The emergency status of the bills gives the standoff urgency that standard legislation would not. By labeling these bills as “emergency legislation,” they take effect the moment Governor Wes Moore signs them, bypassing the typical October 1 start date for new laws.
That timing can change how quickly agencies must adjust policies, training, and day-to-day practices. It also raises the stakes for local governments that rely on existing agreements and for communities watching whether the state’s limits translate into immediate operational changes.
Even with faster implementation, the practical balance remains contested. Maryland can restrict how its own agencies cooperate, but it cannot stop federal authorities from conducting enforcement operations under federal law.
The frictions show up most sharply in detention planning. If the state curtails local cooperation, federal agencies can still pursue capacity, but they may need to adjust how they transport and house detainees and how they coordinate with local facilities.
The proposed Williamsport conversion has become the symbol of that collision. In the debate around the bills, opponents have emphasized the federal government’s authority to detain, while supporters have stressed the state’s authority over local operations, zoning, and public safety.
For detainees and families, the operational outcomes can shape where people are held and how quickly they can reach attorneys and relatives. If the 287(g) ban is signed, approximately 1,500 potential beds in the new Williamsport facility could be legally challenged, potentially forcing ICE to transport detainees to out-of-state facilities, further away from legal counsel and family.
Federal officials have kept their messaging focused on standards and routine enforcement. “These will not be warehouses — they will be very well-structured detention facilities meeting our regular detention standards,” the ICE official spokesperson said, as DHS pressed ahead with detention space expansion.

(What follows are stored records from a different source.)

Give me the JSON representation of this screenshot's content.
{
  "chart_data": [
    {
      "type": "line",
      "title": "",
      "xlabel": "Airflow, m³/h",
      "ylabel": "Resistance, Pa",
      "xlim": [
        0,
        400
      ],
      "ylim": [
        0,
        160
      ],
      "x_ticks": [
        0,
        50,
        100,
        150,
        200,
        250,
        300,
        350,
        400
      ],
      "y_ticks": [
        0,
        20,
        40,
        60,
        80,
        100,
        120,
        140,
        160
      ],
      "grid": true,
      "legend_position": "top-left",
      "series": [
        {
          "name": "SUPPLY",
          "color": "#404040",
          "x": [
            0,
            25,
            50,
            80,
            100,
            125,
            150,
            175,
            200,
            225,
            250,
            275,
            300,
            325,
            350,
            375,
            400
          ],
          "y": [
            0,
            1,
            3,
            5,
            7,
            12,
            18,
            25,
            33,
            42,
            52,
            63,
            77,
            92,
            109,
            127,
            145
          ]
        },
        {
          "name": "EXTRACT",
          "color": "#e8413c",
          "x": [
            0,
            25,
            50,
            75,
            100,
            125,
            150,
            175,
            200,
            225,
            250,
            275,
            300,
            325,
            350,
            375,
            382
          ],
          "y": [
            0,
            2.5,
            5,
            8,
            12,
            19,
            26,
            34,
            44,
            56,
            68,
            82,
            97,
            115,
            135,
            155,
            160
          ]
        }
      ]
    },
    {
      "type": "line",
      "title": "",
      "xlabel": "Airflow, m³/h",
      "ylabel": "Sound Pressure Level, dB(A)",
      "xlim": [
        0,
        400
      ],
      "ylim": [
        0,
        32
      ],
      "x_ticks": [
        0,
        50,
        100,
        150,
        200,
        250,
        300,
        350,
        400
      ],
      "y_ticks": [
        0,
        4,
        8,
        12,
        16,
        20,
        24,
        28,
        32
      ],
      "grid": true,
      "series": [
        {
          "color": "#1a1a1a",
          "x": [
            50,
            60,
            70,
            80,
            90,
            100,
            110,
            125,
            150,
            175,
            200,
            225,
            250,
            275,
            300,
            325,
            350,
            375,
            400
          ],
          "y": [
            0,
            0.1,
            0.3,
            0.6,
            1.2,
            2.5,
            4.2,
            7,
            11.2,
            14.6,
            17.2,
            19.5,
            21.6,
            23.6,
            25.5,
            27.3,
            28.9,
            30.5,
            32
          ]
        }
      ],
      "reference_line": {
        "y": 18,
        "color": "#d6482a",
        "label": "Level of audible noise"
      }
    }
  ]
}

Readers looking for primary documents can find the bill text and official statements through government and congressional sources cited by lawmakers and agencies. Maryland’s legislature provides bill materials for HB 444 – Public Safety – Immigration Enforcement Agreements.
USCIS posts agency statements and updates at its Official Press Releases page. DHS and ICE publish detention and local-operations statements through Official Statements and Local Operations.
McClain Delaney’s office has also circulated material on the federal proposal through a Press Release on Washington County Legislation (Feb 10, 2026), as the fight over immigration detention and cooperation in Maryland increasingly centers on what happens next in Williamsport.